AAAR 32nd Annual Conference
September 30 - October 4, 2013
Oregon Convention Center
Portland, Oregon, USA
Abstract View
Evaluating Aerosols, Clouds, and Their Interactions in Three Global Climate Models Using COSP and Satellite Measurements
GEORGE BAN-WEISS, Susanne Bauer, Ralf Bennartz, Xiaohong Liu, Kai Zhang, Yi Ming, Ling Jin, Jonathan Jiang, University of Southern California
Abstract Number: 487 Working Group: Aerosols, Clouds, and Climate
Abstract Accurately representing the interaction of atmospheric aerosols and clouds is a great challenge in global climate modeling. This is in part because many aerosol and cloud physical processes operate on spatial scales that are much smaller than climate model grid cells. Thus, these processes are represented in climate models using parameterizations, making estimates of aerosol indirect forcing uncertain.
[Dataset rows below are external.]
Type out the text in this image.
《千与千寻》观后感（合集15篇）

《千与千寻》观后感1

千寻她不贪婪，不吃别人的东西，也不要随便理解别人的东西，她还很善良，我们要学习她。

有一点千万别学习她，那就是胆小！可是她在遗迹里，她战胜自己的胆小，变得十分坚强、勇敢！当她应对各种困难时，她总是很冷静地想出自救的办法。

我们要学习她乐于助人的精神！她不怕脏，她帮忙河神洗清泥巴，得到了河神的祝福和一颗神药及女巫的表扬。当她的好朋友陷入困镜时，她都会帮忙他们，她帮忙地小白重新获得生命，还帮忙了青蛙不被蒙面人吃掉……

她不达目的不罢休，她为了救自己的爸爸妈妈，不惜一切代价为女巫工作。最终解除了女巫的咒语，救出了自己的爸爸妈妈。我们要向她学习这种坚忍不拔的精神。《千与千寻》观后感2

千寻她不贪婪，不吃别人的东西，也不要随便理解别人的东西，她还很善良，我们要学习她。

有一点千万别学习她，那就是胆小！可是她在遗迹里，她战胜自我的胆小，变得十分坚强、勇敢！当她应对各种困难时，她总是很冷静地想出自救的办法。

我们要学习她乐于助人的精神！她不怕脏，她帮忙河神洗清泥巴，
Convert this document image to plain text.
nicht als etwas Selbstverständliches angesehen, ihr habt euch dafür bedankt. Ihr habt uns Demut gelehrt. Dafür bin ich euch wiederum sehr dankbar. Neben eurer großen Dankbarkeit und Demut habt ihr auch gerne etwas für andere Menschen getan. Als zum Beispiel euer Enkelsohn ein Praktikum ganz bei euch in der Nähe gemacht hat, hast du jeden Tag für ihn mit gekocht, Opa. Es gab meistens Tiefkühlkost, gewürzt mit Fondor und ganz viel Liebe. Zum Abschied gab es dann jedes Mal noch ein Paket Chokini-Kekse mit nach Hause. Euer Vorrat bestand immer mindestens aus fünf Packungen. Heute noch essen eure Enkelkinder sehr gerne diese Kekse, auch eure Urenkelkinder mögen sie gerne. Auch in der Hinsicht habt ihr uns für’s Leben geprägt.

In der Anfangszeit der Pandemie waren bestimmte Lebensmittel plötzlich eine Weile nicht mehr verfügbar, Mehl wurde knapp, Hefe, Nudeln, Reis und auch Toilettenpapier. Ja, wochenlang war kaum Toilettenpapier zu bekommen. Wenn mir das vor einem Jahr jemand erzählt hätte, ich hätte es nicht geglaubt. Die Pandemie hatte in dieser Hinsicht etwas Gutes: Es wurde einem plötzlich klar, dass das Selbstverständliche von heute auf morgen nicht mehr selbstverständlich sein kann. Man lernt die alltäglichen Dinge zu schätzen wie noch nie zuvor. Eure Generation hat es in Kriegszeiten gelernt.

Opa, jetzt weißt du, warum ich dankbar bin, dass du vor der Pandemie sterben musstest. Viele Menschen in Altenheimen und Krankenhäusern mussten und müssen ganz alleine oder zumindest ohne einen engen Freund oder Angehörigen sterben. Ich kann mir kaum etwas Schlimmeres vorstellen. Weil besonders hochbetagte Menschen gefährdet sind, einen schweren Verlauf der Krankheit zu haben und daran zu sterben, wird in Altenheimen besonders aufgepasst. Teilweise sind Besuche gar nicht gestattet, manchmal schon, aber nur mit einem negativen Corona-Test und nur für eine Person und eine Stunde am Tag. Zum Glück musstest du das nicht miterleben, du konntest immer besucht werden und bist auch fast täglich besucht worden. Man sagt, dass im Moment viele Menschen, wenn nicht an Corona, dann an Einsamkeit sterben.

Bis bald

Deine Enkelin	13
To reduce uncertainty and improve parameterizations, signatures of aerosol indirect effects from climate models can be compared to those measured by satellites. These comparisons require special attention since aerosol and cloud measurements from satellites are inherently different than standard climatological output from climate models. In this work we compare signatures of how aerosols affect subtropical stratocumulus clouds in three climate models (NASA ModelE, NCAR CAM5, and GFDL AM3) to MODIS observations. We focus on near-coast marine areas near South Africa, South America, and Eastern Asia. These areas have persistent stratocumulus clouds and are subject to aerosol pollution from near-by land regions. Simulations are carried out for three years using prescribed SSTs. To maximize comparability to MODIS observations, cloud properties in climate models are diagnosed using the CFMIP Observations Simulator Package (COSP) and satellite overpass times are extracted. Aerosol-cloud interactions are analyzed using high frequency (3-hourly) climate model data. An algorithm is applied to determine cloud droplet number concentration (CDNC) from satellite observed and GCM simulated cloud optical depth and droplet effective radius. We find that the AM3 model matches well the observed CDNC in terms of spatial patterns, magnitude of the seasonal cycle, and sensitivity to aerosol loading. CAM5 overestimates the mean, seasonal cycle, and sensitivity to aerosol, while ModelE underestimates CDNC and cloud prevalence in the stratocumulus areas in general.